Kilian sidewalk stamp

The more typical sidewalk stamp like this one from the latter half of the 20th Century can be found throughout the Far Northwestern part of the city from Albany Park to Gladstone Park and beyond. Prolific Chicago Cement Contractor H. Killian left his mark here on N. Mango in 1971 after older sidewalks on the block gradually eroded down to their gravel substrate, cracked, and needed replacement.

Park View Crest, Zelosky’s 500-lot subdivision on 60 acres overlooking the Edgebrook Golf Course just south of W. Devon, was marketed in the 1920s to people seeking a community with adjacent parkland and open space. With housing trends shifting by the next decade, this area became home to perhaps the largest group of English Tudor Revivals in Chicago. With one of the developer’s offices on the edge of the development’s borders at 6105 N. Milwaukee, Zelosky’s company was in the perfect place to self-promote these properties. No building at that address remains today where it was located in the area of Chopin Plaza near where N. Milwaukee merges with N. Elston.

Widely regarded as a visionary, Zelosky implemented “careful zoning,” separating homes from apartments and businesses to ensure his developments would be family-friendly and remain desirable through time, according to the September 28, 1926 Westchester Tribune article Tells Dream of Ideal Community as reprinted on the Franzosenbusch Heritage Project.

As you read the ads, you will get a good sense of the features property developers were touting 100 years ago in order to attract buyers.


The Best Investment in the World!

Ad for 8 developments Zelosky had in the works by 1924, including subdivisions in Jefferson Park and Gladstone Park, from Chicago Tribune, May 13, 1924.


Gladstone Gardens

Two ads for Gladstone Gardens lots in the extreme southern section of Gladstone Park from Polish language newspaper Dztennik Chicagoski (Chicago Daily News), February 27 and March 6, 1915, both from Library of Congress.
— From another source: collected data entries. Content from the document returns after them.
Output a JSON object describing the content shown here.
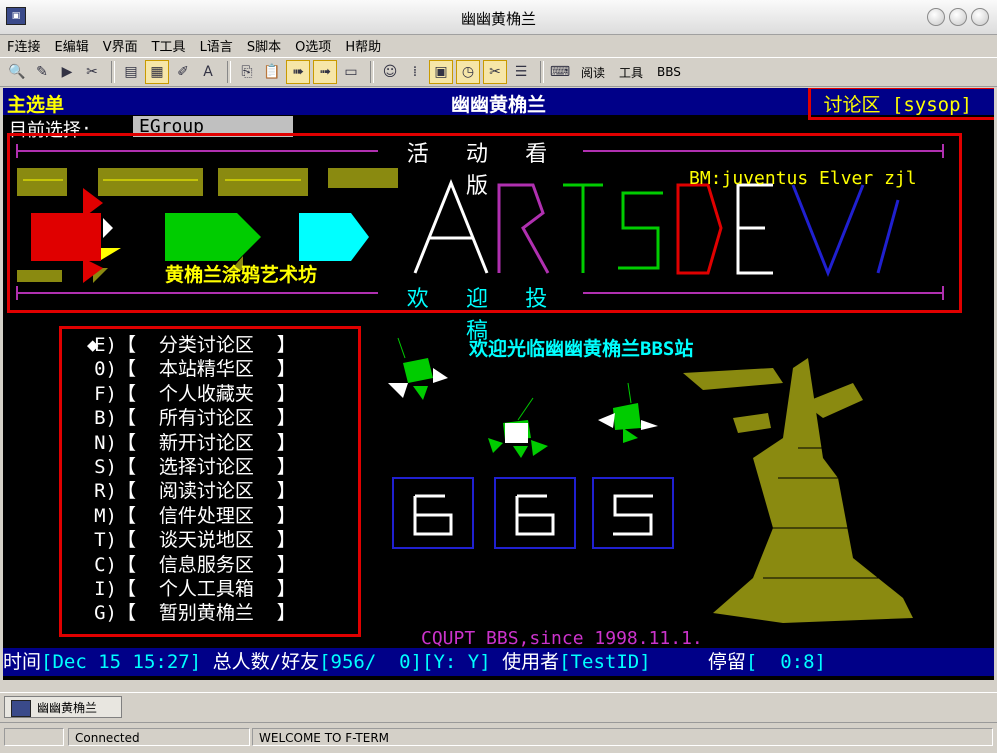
{
  "window": {
    "title": "幽幽黄桷兰"
  },
  "menubar": [
    "F连接",
    "E编辑",
    "V界面",
    "T工具",
    "L语言",
    "S脚本",
    "O选项",
    "H帮助"
  ],
  "toolbar": {
    "text_buttons": [
      "阅读",
      "工具",
      "BBS"
    ]
  },
  "terminal": {
    "header": {
      "left": "主选单",
      "center": "幽幽黄桷兰",
      "right": "讨论区 [sysop]"
    },
    "selection": {
      "label": "目前选择:",
      "value": "EGroup"
    },
    "board": {
      "title": "活 动 看 版",
      "bm": "BM:juventus Elver zjl",
      "art_caption": "黄桷兰涂鸦艺术坊",
      "art_letters": "ARTSDEV",
      "footer": "欢 迎 投 稿"
    },
    "menu": [
      {
        "key": "E)",
        "label": "【  分类讨论区  】",
        "selected": true
      },
      {
        "key": "0)",
        "label": "【  本站精华区  】"
      },
      {
        "key": "F)",
        "label": "【  个人收藏夹  】"
      },
      {
        "key": "B)",
        "label": "【  所有讨论区  】"
      },
      {
        "key": "N)",
        "label": "【  新开讨论区  】"
      },
      {
        "key": "S)",
        "label": "【  选择讨论区  】"
      },
      {
        "key": "R)",
        "label": "【  阅读讨论区  】"
      },
      {
        "key": "M)",
        "label": "【  信件处理区  】"
      },
      {
        "key": "T)",
        "label": "【  谈天说地区  】"
      },
      {
        "key": "C)",
        "label": "【  信息服务区  】"
      },
      {
        "key": "I)",
        "label": "【  个人工具箱  】"
      },
      {
        "key": "G)",
        "label": "【  暂别黄桷兰  】"
      }
    ],
    "menu_cursor": "◆",
    "welcome": "欢迎光临幽幽黄桷兰BBS站",
    "bbs_art": "BBS",
    "since": "CQUPT BBS,since 1998.11.1.",
    "status": {
      "time_label": "时间",
      "time_value": "[Dec 15 15:27]",
      "users_label": "总人数/好友",
      "users_value": "[956/  0]",
      "flags": "[Y: Y]",
      "user_label": "使用者",
      "user_value": "[TestID]",
      "stay_label": "停留",
      "stay_value": "[  0:8]"
    }
  },
  "taskbar": {
    "item": "幽幽黄桷兰"
  },
  "statusbar": {
    "connection": "Connected",
    "message": "WELCOME TO F-TERM"
  }
}
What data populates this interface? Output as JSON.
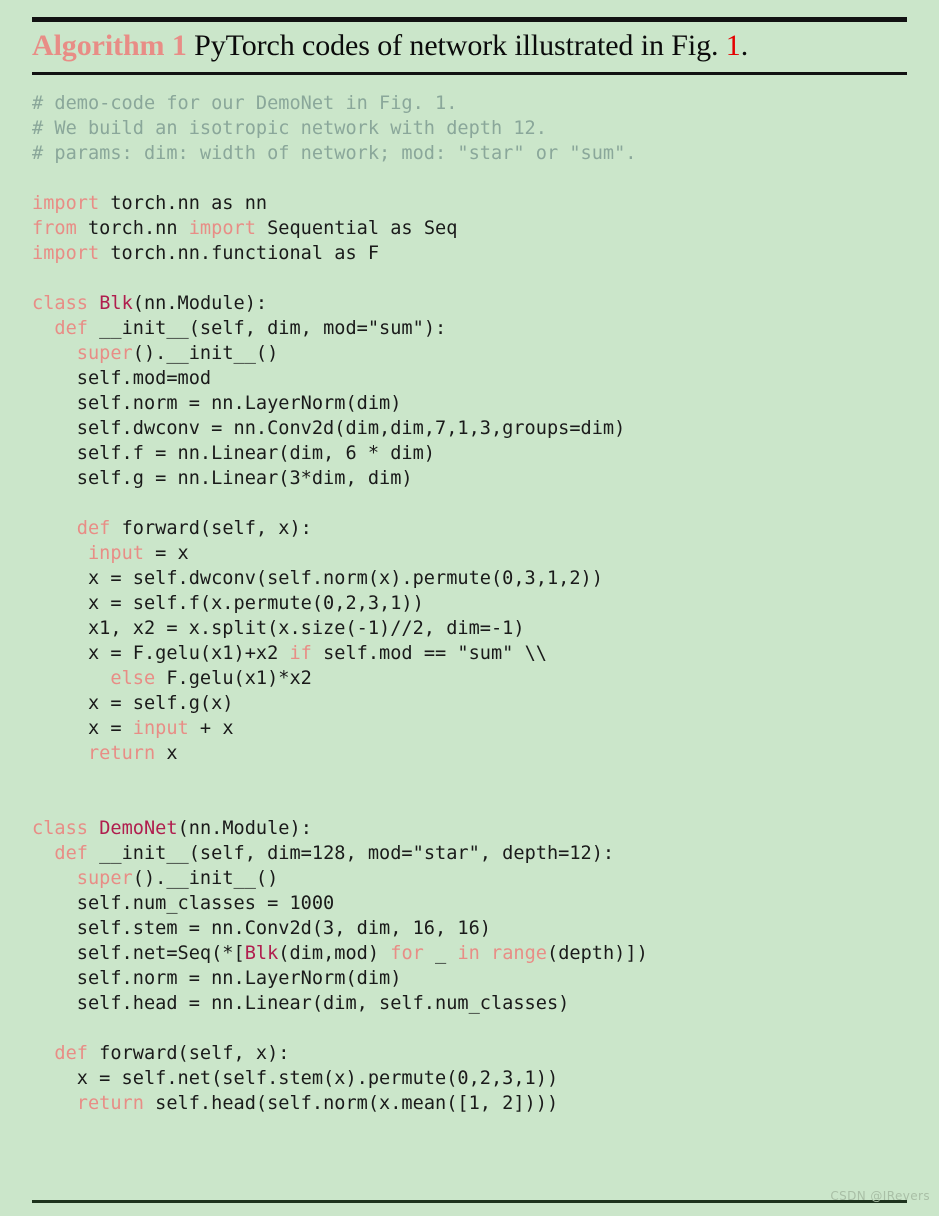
{
  "document": {
    "background_color": "#cbe6ca",
    "rule_color": "#121212"
  },
  "title": {
    "label": "Algorithm 1",
    "text_before": " PyTorch codes of network illustrated in Fig. ",
    "fig_number": "1",
    "text_after": "."
  },
  "colors": {
    "comment": "#8aa79a",
    "keyword": "#e88d86",
    "class_name": "#b01e4e",
    "plain": "#1a1a1a",
    "fig_number": "#e50000"
  },
  "code": {
    "language": "python",
    "lines": [
      [
        {
          "t": "# demo-code for our DemoNet in Fig. 1.",
          "c": "cm"
        }
      ],
      [
        {
          "t": "# We build an isotropic network with depth 12.",
          "c": "cm"
        }
      ],
      [
        {
          "t": "# params: dim: width of network; mod: \"star\" or \"sum\".",
          "c": "cm"
        }
      ],
      [
        {
          "t": "",
          "c": "pl"
        }
      ],
      [
        {
          "t": "import",
          "c": "kw"
        },
        {
          "t": " torch.nn as nn",
          "c": "pl"
        }
      ],
      [
        {
          "t": "from",
          "c": "kw"
        },
        {
          "t": " torch.nn ",
          "c": "pl"
        },
        {
          "t": "import",
          "c": "kw"
        },
        {
          "t": " Sequential as Seq",
          "c": "pl"
        }
      ],
      [
        {
          "t": "import",
          "c": "kw"
        },
        {
          "t": " torch.nn.functional as F",
          "c": "pl"
        }
      ],
      [
        {
          "t": "",
          "c": "pl"
        }
      ],
      [
        {
          "t": "class",
          "c": "kw"
        },
        {
          "t": " ",
          "c": "pl"
        },
        {
          "t": "Blk",
          "c": "cls"
        },
        {
          "t": "(nn.Module):",
          "c": "pl"
        }
      ],
      [
        {
          "t": "  ",
          "c": "pl"
        },
        {
          "t": "def",
          "c": "kw"
        },
        {
          "t": " __init__(self, dim, mod=\"sum\"):",
          "c": "pl"
        }
      ],
      [
        {
          "t": "    ",
          "c": "pl"
        },
        {
          "t": "super",
          "c": "kw"
        },
        {
          "t": "().__init__()",
          "c": "pl"
        }
      ],
      [
        {
          "t": "    self.mod=mod",
          "c": "pl"
        }
      ],
      [
        {
          "t": "    self.norm = nn.LayerNorm(dim)",
          "c": "pl"
        }
      ],
      [
        {
          "t": "    self.dwconv = nn.Conv2d(dim,dim,7,1,3,groups=dim)",
          "c": "pl"
        }
      ],
      [
        {
          "t": "    self.f = nn.Linear(dim, 6 * dim)",
          "c": "pl"
        }
      ],
      [
        {
          "t": "    self.g = nn.Linear(3*dim, dim)",
          "c": "pl"
        }
      ],
      [
        {
          "t": "",
          "c": "pl"
        }
      ],
      [
        {
          "t": "    ",
          "c": "pl"
        },
        {
          "t": "def",
          "c": "kw"
        },
        {
          "t": " forward(self, x):",
          "c": "pl"
        }
      ],
      [
        {
          "t": "     ",
          "c": "pl"
        },
        {
          "t": "input",
          "c": "kw"
        },
        {
          "t": " = x",
          "c": "pl"
        }
      ],
      [
        {
          "t": "     x = self.dwconv(self.norm(x).permute(0,3,1,2))",
          "c": "pl"
        }
      ],
      [
        {
          "t": "     x = self.f(x.permute(0,2,3,1))",
          "c": "pl"
        }
      ],
      [
        {
          "t": "     x1, x2 = x.split(x.size(-1)//2, dim=-1)",
          "c": "pl"
        }
      ],
      [
        {
          "t": "     x = F.gelu(x1)+x2 ",
          "c": "pl"
        },
        {
          "t": "if",
          "c": "kw"
        },
        {
          "t": " self.mod == \"sum\" \\\\",
          "c": "pl"
        }
      ],
      [
        {
          "t": "       ",
          "c": "pl"
        },
        {
          "t": "else",
          "c": "kw"
        },
        {
          "t": " F.gelu(x1)*x2",
          "c": "pl"
        }
      ],
      [
        {
          "t": "     x = self.g(x)",
          "c": "pl"
        }
      ],
      [
        {
          "t": "     x = ",
          "c": "pl"
        },
        {
          "t": "input",
          "c": "kw"
        },
        {
          "t": " + x",
          "c": "pl"
        }
      ],
      [
        {
          "t": "     ",
          "c": "pl"
        },
        {
          "t": "return",
          "c": "kw"
        },
        {
          "t": " x",
          "c": "pl"
        }
      ],
      [
        {
          "t": "",
          "c": "pl"
        }
      ],
      [
        {
          "t": "",
          "c": "pl"
        }
      ],
      [
        {
          "t": "class",
          "c": "kw"
        },
        {
          "t": " ",
          "c": "pl"
        },
        {
          "t": "DemoNet",
          "c": "cls"
        },
        {
          "t": "(nn.Module):",
          "c": "pl"
        }
      ],
      [
        {
          "t": "  ",
          "c": "pl"
        },
        {
          "t": "def",
          "c": "kw"
        },
        {
          "t": " __init__(self, dim=128, mod=\"star\", depth=12):",
          "c": "pl"
        }
      ],
      [
        {
          "t": "    ",
          "c": "pl"
        },
        {
          "t": "super",
          "c": "kw"
        },
        {
          "t": "().__init__()",
          "c": "pl"
        }
      ],
      [
        {
          "t": "    self.num_classes = 1000",
          "c": "pl"
        }
      ],
      [
        {
          "t": "    self.stem = nn.Conv2d(3, dim, 16, 16)",
          "c": "pl"
        }
      ],
      [
        {
          "t": "    self.net=Seq(*[",
          "c": "pl"
        },
        {
          "t": "Blk",
          "c": "cls"
        },
        {
          "t": "(dim,mod) ",
          "c": "pl"
        },
        {
          "t": "for",
          "c": "kw"
        },
        {
          "t": " _ ",
          "c": "pl"
        },
        {
          "t": "in",
          "c": "kw"
        },
        {
          "t": " ",
          "c": "pl"
        },
        {
          "t": "range",
          "c": "kw"
        },
        {
          "t": "(depth)])",
          "c": "pl"
        }
      ],
      [
        {
          "t": "    self.norm = nn.LayerNorm(dim)",
          "c": "pl"
        }
      ],
      [
        {
          "t": "    self.head = nn.Linear(dim, self.num_classes)",
          "c": "pl"
        }
      ],
      [
        {
          "t": "",
          "c": "pl"
        }
      ],
      [
        {
          "t": "  ",
          "c": "pl"
        },
        {
          "t": "def",
          "c": "kw"
        },
        {
          "t": " forward(self, x):",
          "c": "pl"
        }
      ],
      [
        {
          "t": "    x = self.net(self.stem(x).permute(0,2,3,1))",
          "c": "pl"
        }
      ],
      [
        {
          "t": "    ",
          "c": "pl"
        },
        {
          "t": "return",
          "c": "kw"
        },
        {
          "t": " self.head(self.norm(x.mean([1, 2])))",
          "c": "pl"
        }
      ]
    ]
  },
  "watermark": {
    "text": "CSDN @IRevers"
  }
}
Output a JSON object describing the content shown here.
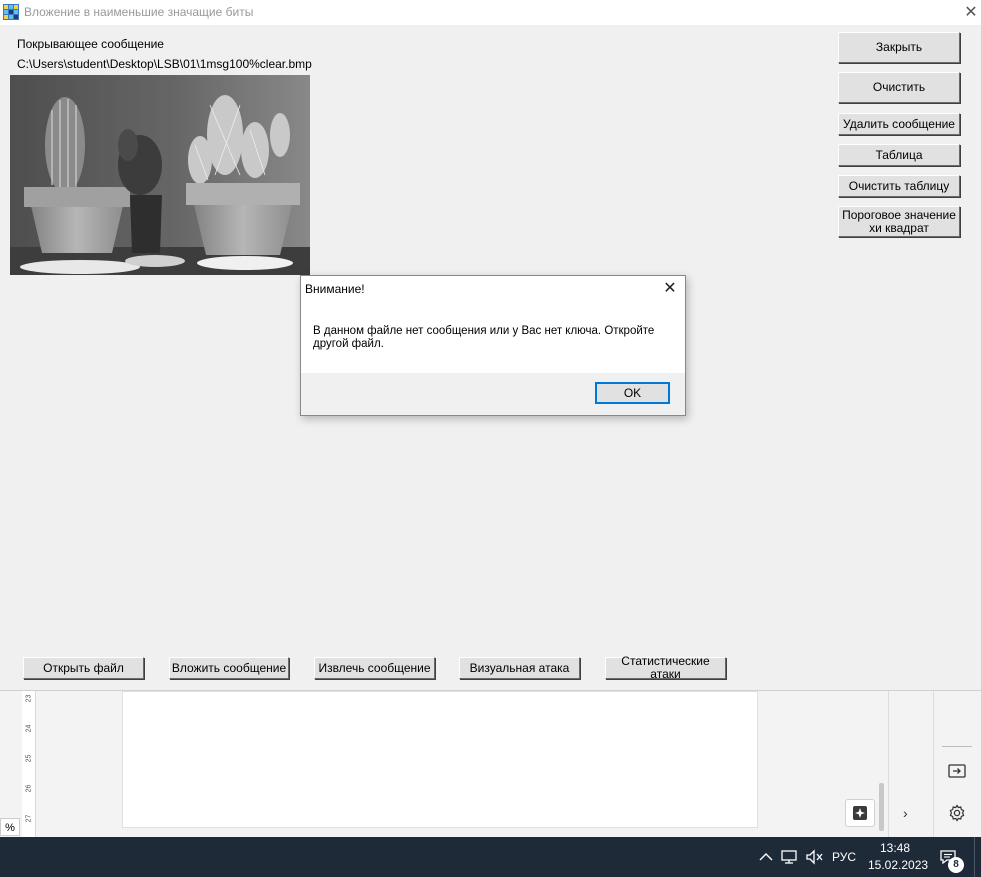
{
  "window": {
    "title": "Вложение в наименьшие значащие биты",
    "close_glyph": "✕"
  },
  "cover": {
    "label": "Покрывающее сообщение",
    "path": "C:\\Users\\student\\Desktop\\LSB\\01\\1msg100%clear.bmp"
  },
  "right_buttons": {
    "close": "Закрыть",
    "clear": "Очистить",
    "delete_message": "Удалить сообщение",
    "table": "Таблица",
    "clear_table": "Очистить таблицу",
    "threshold_line1": "Пороговое значение",
    "threshold_line2": "хи квадрат"
  },
  "bottom_buttons": {
    "open_file": "Открыть файл",
    "embed_message": "Вложить сообщение",
    "extract_message": "Извлечь сообщение",
    "visual_attack": "Визуальная атака",
    "statistical_attacks": "Статистические атаки"
  },
  "dialog": {
    "title": "Внимание!",
    "close_glyph": "✕",
    "message": "В данном файле нет сообщения или у Вас нет ключа. Откройте другой файл.",
    "ok": "OK"
  },
  "editor": {
    "ruler": [
      "23",
      "24",
      "25",
      "26",
      "27"
    ],
    "zoom_suffix": "%",
    "chevron": "›"
  },
  "taskbar": {
    "language": "РУС",
    "time": "13:48",
    "date": "15.02.2023",
    "notification_count": "8"
  }
}
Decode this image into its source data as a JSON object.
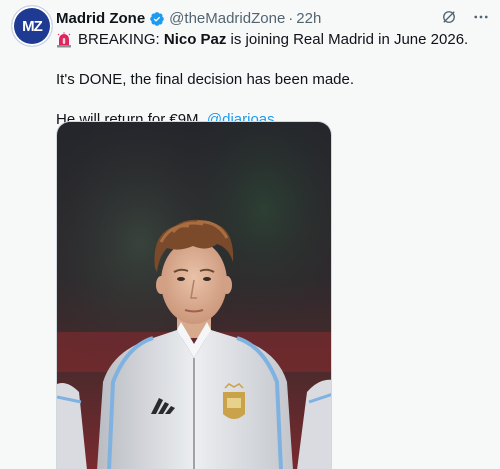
{
  "tweet": {
    "author_name": "Madrid Zone",
    "author_handle": "@theMadridZone",
    "separator": "·",
    "time": "22h",
    "avatar_text": "MZ",
    "line1_prefix": "BREAKING: ",
    "line1_bold": "Nico Paz",
    "line1_suffix": " is joining Real Madrid in June 2026.",
    "paragraph2": "It's DONE, the final decision has been made.",
    "paragraph3_text": "He will return for €9M. ",
    "paragraph3_mention": "@diarioas"
  },
  "icons": {
    "verified": "verified-badge-icon",
    "siren": "siren-emoji-icon",
    "grok": "grok-icon",
    "more": "more-options-icon"
  },
  "colors": {
    "accent": "#1d9bf0",
    "text": "#0f1419",
    "muted": "#536471",
    "background": "#f7f9f9",
    "avatar": "#1f3a93"
  }
}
This was the earlier development that attracted many German immigrants, who built the barn-roof style Dutch (“Deutsch”) Colonial Revivals for which the area is so well known. But then the development began attracting Polish immigrants, who, in the 1920s and early 1930s, tended to contract for brick bungalows. When English Tudor revivals became desirable in the 1940s, they filled in the subdivision’s remaining vacant lots, leading to a neighborhood with three distinct styles of architecture. Notice the different financial terms offered by Schultz, Baker & Co. for the 30×125-foot lots.

Polish ad
Polish ad

Park View Crest

Ad for Park View Crest from (Chicago) Daily Tribune, May 31, 1924 for the 60-acre, 500-lot subdivision that started developing in the 1920s in the northern part of Gladstone Park. Developer William Zelosky used the tract’s advantageous location bordering on the Forest Preserves of Cook County with its Edgebrook Golf Course to market its homesites east of N. Milwaukee traveling north to W. Devon. Because housing trends were changing during the latter part of this decade and into the 1930s, many homebuyers in this development pulled away from the low-slung bungalows and contracted for bigger and more elaborate steep-roofed English architectural designs with all their decorative elements, particularly in the northern section near the most desirable parkland. The result was a Gladstone Park with perhaps the largest collection of brick English Tudor Revivals in Chicago, followed to a lesser extent by the plainer two-story brick English Georgian Revivals that followed.